The doors to Hangar Three of the HAWC research flight line were opened, and a yellow “mule” tow-tractor slowly chugged out of the massive structure. The mule pulled a hulking dark beast from its lair, an aircraft so large that it seemed to blot out the faint glow of the rising sun on the horizon. It seemed to take forever to move the giant machine from the hangar, but soon there it was, sitting on the concrete ramp like a winged black dragon.
“ ‘Whenever science makes a discovery, the devil grabs it,’ ” Angelina Pereira quoted. McLanahan and Briggs turned toward her. “Alan Valentine,” she added.
“Whoever … but that’s one mean-lookin’ mother,” Briggs said.

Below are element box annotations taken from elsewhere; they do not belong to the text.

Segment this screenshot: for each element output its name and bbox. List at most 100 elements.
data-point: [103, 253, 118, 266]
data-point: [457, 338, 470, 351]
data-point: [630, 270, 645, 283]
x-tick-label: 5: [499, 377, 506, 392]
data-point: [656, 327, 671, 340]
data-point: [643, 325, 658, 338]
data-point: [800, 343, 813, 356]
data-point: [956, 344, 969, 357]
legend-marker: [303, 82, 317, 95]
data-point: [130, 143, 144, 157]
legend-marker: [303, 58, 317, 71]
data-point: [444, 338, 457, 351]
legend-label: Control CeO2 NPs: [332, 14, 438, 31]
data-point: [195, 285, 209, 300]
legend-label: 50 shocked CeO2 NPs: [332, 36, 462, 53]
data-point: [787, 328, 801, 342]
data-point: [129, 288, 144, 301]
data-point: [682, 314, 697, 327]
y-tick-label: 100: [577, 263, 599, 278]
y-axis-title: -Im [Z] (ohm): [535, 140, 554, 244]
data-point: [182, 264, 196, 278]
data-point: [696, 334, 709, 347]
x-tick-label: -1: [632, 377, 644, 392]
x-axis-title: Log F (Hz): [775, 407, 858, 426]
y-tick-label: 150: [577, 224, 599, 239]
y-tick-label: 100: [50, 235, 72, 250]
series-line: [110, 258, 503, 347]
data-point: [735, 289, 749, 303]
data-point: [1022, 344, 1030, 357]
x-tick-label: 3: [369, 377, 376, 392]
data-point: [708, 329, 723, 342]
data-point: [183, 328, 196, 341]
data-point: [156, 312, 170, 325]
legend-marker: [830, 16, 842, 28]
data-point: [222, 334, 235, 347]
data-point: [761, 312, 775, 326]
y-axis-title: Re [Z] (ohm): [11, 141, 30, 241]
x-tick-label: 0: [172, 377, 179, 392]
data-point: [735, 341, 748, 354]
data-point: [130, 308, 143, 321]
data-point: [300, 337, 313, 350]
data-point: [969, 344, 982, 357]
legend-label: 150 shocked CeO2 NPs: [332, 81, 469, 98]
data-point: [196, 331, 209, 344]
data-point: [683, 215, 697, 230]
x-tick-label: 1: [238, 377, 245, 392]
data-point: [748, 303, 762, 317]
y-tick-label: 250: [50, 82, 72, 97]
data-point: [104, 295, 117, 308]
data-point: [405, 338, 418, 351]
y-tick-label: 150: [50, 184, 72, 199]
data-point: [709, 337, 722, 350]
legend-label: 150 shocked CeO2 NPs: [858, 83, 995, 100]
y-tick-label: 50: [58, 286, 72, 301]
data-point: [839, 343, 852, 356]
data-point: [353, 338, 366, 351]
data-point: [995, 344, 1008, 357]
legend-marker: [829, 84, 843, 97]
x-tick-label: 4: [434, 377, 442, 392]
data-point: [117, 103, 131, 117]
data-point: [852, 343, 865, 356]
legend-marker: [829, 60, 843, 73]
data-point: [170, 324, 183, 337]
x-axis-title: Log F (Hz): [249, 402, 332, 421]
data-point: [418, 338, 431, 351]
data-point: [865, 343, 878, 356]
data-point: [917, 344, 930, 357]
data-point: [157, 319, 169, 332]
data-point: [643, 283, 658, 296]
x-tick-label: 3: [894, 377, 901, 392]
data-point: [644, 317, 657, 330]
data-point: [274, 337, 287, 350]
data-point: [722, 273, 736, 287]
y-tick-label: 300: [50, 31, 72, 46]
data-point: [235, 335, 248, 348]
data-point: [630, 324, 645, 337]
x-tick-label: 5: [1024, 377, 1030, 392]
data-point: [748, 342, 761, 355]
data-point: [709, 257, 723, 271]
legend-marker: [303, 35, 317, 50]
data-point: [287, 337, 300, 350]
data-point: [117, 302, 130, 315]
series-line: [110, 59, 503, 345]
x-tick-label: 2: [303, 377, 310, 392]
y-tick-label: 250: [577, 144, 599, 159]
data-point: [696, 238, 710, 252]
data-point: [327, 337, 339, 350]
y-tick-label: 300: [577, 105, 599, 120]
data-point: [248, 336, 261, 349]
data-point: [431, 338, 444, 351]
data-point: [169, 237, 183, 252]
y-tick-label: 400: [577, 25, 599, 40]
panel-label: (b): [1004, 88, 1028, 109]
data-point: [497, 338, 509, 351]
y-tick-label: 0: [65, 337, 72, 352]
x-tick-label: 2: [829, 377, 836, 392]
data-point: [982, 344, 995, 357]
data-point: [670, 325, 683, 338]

Ormack began his walkaround inspection of the Megafortress Plus, General Elliott and other members of the crew following. Actually Ormack and the engineers had already completed an extensive walkaround hours earlier before the crew briefing, and all items of the before-engine-start checklist had already been performed by ground crewmen and technicians. But no matter who performed the inspection, or when, Ormack could not resist the urge to do one last visual inspection before climbing aboard — as much a ritual as a race car driver’s kicking the tires of his car or a marksman’s rubbing the front sight of his rifle.
Elliott pointed at the Old Dog. “I still can’t believe what I’m seeing,” he said to Ormack, once its copilot. What he was pointing at was the most radical change in the Old Dog’s appearance — her huge wings. Instead of drooping in a huge downward curve from the fuselage to the wingtips, the wings stood straight out, tall and proud instead of arched and aged-looking.
“The newest in composite materials went into her,” Ormack said. “We replaced the main wing spar, the spine, the tailplane spars and other skeletal components with fibersteel beams, the largest and thickest composite structures ever cast. I remember being called out to the hangar in Alaska when they put the wings back on — it looked like a damn optical illusion, those twenty-ton wings sticking straight out like that. They sagged when we filled them up with fifty tons of fuel, though — sagged a grand total of two inches. We used to be able to look into the outboard engines just by standing on tiptoes — now, they’re all so high off the ground we need a ladder to look into them. The takeoff distance has decreased by thirty percent. It used to take forever for the Buff to lift off because those huge drooping wings would ‘take off’ first, leaving the fuselage still rolling on the ground. No more, Brad. When this beast hits takeoff speed, it’s airborne. Period.”
Ormack continued the walkaround inspection, pointing out various new changes in the huge bomber. “Only two AIM-120 Scorpion missiles on this flight, but Carter’s Dog Zero Two can take up to ten on each wing now, instead of only the six we had on our first mission — that’s twenty air-to-air missiles total, the same as on five F-15 fighters. And computer-controlled fuel management helps us avoid the fuel problems we had on our last flight when damage forced us out of the automatic mode. No more wing spoilers that dragged in the slipstream for aircraft control and wasted so much energy. Now we use engine-bleed air-thrusters on the wings for roll control. It allows us much faster turn control, eliminates adverse yaw.”